В Большом доме, где жил Омар, он добывал хлеб другим способом. Ямина, маленькая хорошенькая вдовушка, ежедневно приносила с рынка полную корзину провизии. Она часто давала поручения Омару. Он покупал ей уголь, таскал воду из общественного водоема, относил в пекарню хлебы на выпечку. За это Омар получал ломоть хлеба, фрукты или печеный перец, а изредка и кусок мяса или жареную сардинку. Иногда после завтрака или обеда она звала его к себе. Омар приподнимал занавеску — а во время еды ее опускали в каждой комнате, — Ямина приглашала мальчика войти и приносила тарелку с каким-нибудь припасенным для него лакомым кусочком; отломив горбушку от круглой белой ковриги, она подавала ее Омару.
— Ешь, мальчик.
Ямина оставляла его одного и принималась за уборку.

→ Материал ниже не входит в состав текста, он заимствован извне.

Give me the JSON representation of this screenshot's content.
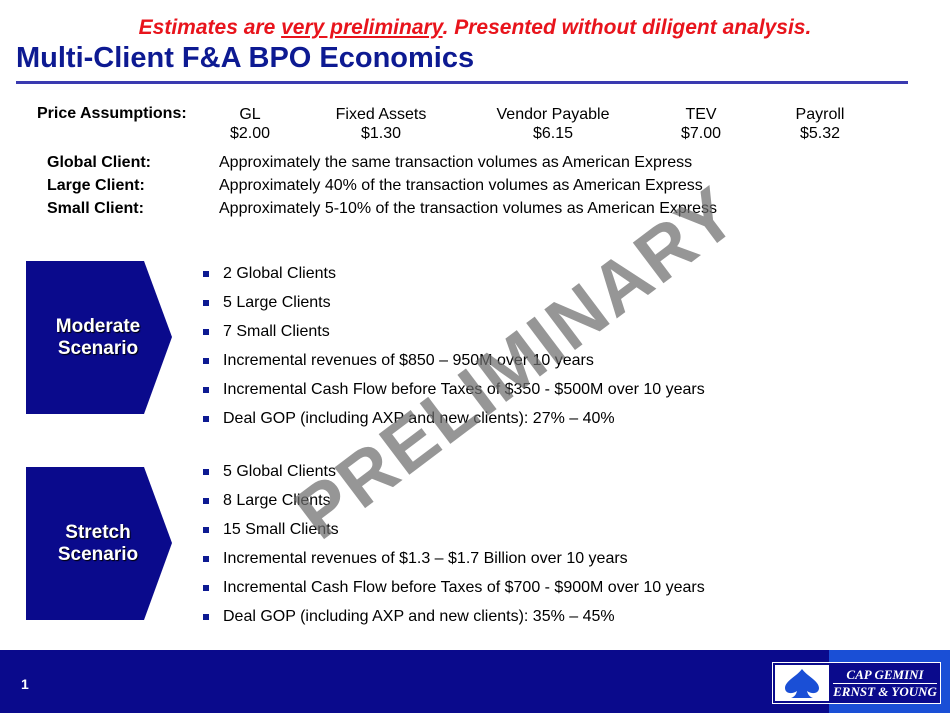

Она отдавала Омару остатки еды, но это не были грязные объедки: самый брезгливый человек не погнушался бы таким угощением. Вдова не была груба с Омаром, не обращалась с ним, как с собакой, и мальчуган это ценил. Как хорошо не чувствовать себя униженным! Омара даже смущало внимание, которое выказывала ему вдова. И ей каждый раз приходилось уговаривать мальчика, чтобы он, наконец, взялся за еду.
На крытом школьном дворе Омар заприметил однажды малыша с большими черными, как антрацит, глазами, с бледным и беспокойным личиком. Он держался в сторонке. Омар наблюдал за ним: малыш стоял, прислонившись к столбу и заложив ручки за спину; он не принимал участия в играх. Омар обошел двор, внезапно появившись из-за ствола платана, как бы невзначай уронил у самых ног мальчика корку хлеба и убежал. Остановившись на довольно большом расстоянии, он поглядел на малыша. Омар видел, что тот не спускал глаз с хлеба, потом вдруг украдкой схватил его и впился в него зубами.
Ребенок весь дрожал. Его хилое тельце было облачено в тиковую куртку защитного цвета, на тонких ножках болтались слишком длинные штаны. Глаза его светились радостью; он повернулся лицом к столбу. Омар и сам не понимал, что с ним происходит. К горлу у него вдруг что-то подступило, он убежал на большой школьный двор и разрыдался.
* * *
— Это на обед?
Айни чистила дикие артишоки, маленькие и колючие.
— Да, на обед.
— В котором часу мы будем есть? Уже половина двенадцатого.
— Когда сварится, тогда и будем есть.
— Будь они прокляты, эти артишоки, вместе со всеми их предками.
Омар повернулся, чтобы снова убежать.
— Иди. Мужчинам нечего делать дома.
Мать подумала о Си Салахе, домовладельце, который терпеть не мог детей своих жильцов. Он запрещал ребятам играть во дворе, а если заставал их там, давал тумака и набрасывался с руганью на родителей. А те не смели слова вымолвить в ответ. Завидя хозяина, они застывали в униженной позе или спешили убраться восвояси. У них все нутро переворачивалось от чувства почтения и безмерного страха. Когда Си Салаха не было дома, на них с пронзительным криком налетала его жена, невзрачная и хитрая старушонка.